# Rounded wall corners



## Jiffner (Feb 8, 2007)

Does anyone know how to go about switching paint colors on a rounded wall corner? I am in need of help figuring this one out... HELP!!


----------



## slickshift (Aug 25, 2005)

Outside corner, or inside corner?


----------



## Jiffner (Feb 8, 2007)

Outside corner


----------



## Jiffner (Feb 8, 2007)

Actually both inside and outside now that I think about it.
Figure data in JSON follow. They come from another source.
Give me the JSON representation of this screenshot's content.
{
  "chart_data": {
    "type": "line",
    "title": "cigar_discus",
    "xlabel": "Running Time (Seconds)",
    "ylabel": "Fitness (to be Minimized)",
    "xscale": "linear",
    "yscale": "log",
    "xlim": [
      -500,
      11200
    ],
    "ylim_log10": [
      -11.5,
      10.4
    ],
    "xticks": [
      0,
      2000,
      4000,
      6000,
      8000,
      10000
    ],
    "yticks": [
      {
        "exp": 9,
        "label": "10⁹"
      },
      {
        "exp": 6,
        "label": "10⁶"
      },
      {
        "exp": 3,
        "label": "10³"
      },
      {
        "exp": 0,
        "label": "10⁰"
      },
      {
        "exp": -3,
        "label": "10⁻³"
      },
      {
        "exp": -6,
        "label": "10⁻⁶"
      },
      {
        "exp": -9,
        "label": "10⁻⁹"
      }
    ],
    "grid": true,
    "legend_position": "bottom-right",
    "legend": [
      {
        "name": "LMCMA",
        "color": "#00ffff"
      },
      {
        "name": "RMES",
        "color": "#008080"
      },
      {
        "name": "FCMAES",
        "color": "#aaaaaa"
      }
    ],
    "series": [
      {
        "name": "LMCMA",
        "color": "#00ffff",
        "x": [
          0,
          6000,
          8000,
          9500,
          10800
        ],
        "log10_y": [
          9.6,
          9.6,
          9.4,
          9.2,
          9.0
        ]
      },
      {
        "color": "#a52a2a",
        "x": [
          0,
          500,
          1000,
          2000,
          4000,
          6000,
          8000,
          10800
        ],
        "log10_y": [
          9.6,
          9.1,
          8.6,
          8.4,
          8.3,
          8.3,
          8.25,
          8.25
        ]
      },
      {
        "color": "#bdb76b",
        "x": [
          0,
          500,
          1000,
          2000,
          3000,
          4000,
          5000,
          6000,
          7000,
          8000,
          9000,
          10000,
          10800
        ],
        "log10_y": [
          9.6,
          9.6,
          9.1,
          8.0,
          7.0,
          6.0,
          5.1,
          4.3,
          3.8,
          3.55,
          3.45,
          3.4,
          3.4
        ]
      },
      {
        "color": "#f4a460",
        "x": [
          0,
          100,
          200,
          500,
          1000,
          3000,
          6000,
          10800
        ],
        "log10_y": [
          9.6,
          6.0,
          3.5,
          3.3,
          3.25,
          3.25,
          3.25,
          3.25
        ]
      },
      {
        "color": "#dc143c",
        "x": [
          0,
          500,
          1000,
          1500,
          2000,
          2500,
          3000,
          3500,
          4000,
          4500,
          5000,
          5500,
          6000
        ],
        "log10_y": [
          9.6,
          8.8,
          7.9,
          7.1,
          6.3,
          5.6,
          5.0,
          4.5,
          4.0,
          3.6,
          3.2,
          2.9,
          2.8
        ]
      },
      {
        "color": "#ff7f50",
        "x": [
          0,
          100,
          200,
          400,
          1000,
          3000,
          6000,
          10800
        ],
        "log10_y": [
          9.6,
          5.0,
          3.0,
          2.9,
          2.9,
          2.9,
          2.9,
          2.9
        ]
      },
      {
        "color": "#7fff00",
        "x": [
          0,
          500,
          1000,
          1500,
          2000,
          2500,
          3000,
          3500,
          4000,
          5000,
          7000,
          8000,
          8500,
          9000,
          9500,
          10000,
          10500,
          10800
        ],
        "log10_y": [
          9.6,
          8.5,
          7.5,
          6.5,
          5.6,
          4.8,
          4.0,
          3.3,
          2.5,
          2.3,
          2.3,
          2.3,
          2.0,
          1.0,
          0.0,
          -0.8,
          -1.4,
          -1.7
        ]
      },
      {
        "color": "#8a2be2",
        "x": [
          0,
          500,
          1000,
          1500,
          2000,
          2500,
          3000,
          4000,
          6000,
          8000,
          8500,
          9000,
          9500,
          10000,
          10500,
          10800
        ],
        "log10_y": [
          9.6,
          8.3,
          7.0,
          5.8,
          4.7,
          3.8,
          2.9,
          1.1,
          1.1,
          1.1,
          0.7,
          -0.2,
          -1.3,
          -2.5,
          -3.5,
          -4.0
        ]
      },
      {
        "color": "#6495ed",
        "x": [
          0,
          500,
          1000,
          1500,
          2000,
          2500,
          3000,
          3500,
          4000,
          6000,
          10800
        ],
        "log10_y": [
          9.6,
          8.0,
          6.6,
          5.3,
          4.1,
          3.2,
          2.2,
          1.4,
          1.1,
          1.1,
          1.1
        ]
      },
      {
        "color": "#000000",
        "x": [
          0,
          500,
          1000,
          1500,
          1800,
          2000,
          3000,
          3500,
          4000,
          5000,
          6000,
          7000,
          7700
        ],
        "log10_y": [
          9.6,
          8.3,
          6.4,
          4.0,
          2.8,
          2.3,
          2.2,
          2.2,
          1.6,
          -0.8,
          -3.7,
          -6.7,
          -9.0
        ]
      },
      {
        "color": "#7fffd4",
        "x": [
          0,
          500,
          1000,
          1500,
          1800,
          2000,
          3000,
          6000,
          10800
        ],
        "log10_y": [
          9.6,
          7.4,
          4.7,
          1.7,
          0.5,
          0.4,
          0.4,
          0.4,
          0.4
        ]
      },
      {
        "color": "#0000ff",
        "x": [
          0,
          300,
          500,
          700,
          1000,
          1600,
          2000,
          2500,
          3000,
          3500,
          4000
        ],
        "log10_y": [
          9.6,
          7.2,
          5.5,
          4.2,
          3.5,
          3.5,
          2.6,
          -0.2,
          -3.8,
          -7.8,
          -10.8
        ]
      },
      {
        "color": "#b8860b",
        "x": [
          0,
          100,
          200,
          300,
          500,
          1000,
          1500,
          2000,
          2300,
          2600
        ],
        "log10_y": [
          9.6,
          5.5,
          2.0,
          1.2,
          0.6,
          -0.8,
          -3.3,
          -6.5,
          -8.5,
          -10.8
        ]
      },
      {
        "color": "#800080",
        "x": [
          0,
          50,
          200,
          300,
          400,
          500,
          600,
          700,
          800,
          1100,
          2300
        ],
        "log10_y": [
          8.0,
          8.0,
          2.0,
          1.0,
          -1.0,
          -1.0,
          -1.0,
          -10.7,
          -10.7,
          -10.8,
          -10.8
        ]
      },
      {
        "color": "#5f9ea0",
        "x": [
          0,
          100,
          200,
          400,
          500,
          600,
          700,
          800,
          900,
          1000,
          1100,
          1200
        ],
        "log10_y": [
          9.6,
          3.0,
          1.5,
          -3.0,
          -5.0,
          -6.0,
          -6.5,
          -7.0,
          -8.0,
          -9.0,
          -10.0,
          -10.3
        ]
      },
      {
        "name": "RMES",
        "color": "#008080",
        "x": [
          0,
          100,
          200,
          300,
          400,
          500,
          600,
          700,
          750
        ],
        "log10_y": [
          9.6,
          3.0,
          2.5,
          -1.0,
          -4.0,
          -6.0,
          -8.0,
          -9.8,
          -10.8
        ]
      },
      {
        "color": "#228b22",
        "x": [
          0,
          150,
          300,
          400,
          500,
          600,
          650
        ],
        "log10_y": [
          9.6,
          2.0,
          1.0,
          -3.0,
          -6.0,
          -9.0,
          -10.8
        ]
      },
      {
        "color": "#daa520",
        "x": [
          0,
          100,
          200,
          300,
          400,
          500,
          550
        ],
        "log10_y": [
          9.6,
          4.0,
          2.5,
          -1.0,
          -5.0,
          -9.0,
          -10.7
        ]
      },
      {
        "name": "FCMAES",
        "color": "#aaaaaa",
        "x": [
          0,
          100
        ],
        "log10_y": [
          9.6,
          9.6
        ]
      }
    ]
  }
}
UUGGGHHH!!


----------



## slickshift (Aug 25, 2005)

You'll want to decide which room "gets" each corner visually
Whether the corner should be mostly A or mostly B
Does it "belong" to the living room, or the dining room
You'll want to look at the area from any other areas where you can see it (staircase, kitchen) to help you decide

Once you figure it really should be family room (or 50/50 or whatever), then decide about where the "line" should be

I like to make these lines by rolling one color right up to where I want it, but that doesn't always work for every situation
It often won't work for inside ones (though the mini-rollers might work)
You may need to tape the line with painter's tape to help you get a straight, crisp, line


----------



## joewho (Nov 1, 2006)

I also use slick's method. Just roll top to bottom towards the corner until it looks right. Get it as straight as possible, then leave it until you do the other color, roll that as close as possible and cut it with a brush. You can go back and forth with both colors until you're satisfied.
Or, use tape. 
You can use a plumb bob to mark lines and then snap a chaulk line. Problem with this is that the corners may not be straight up and down. So tape or freehand is preferred.


----------



## Workaholic (Apr 1, 2007)

slickshift said:


> You'll want to decide which room "gets" each corner visually
> Whether the corner should be mostly A or mostly B
> Does it "belong" to the living room, or the dining room
> You'll want to look at the area from any other areas where you can see it (staircase, kitchen) to help you decide
> ...





joewho said:


> I also use slick's method. Just roll top to bottom towards the corner until it looks right. Get it as straight as possible, then leave it until you do the other color, roll that as close as possible and cut it with a brush. You can go back and forth with both colors until you're satisfied.
> Or, use tape.
> You can use a plumb bob to mark lines and then snap a chaulk line. Problem with this is that the corners may not be straight up and down. So tape or freehand is preferred.


I concur


----------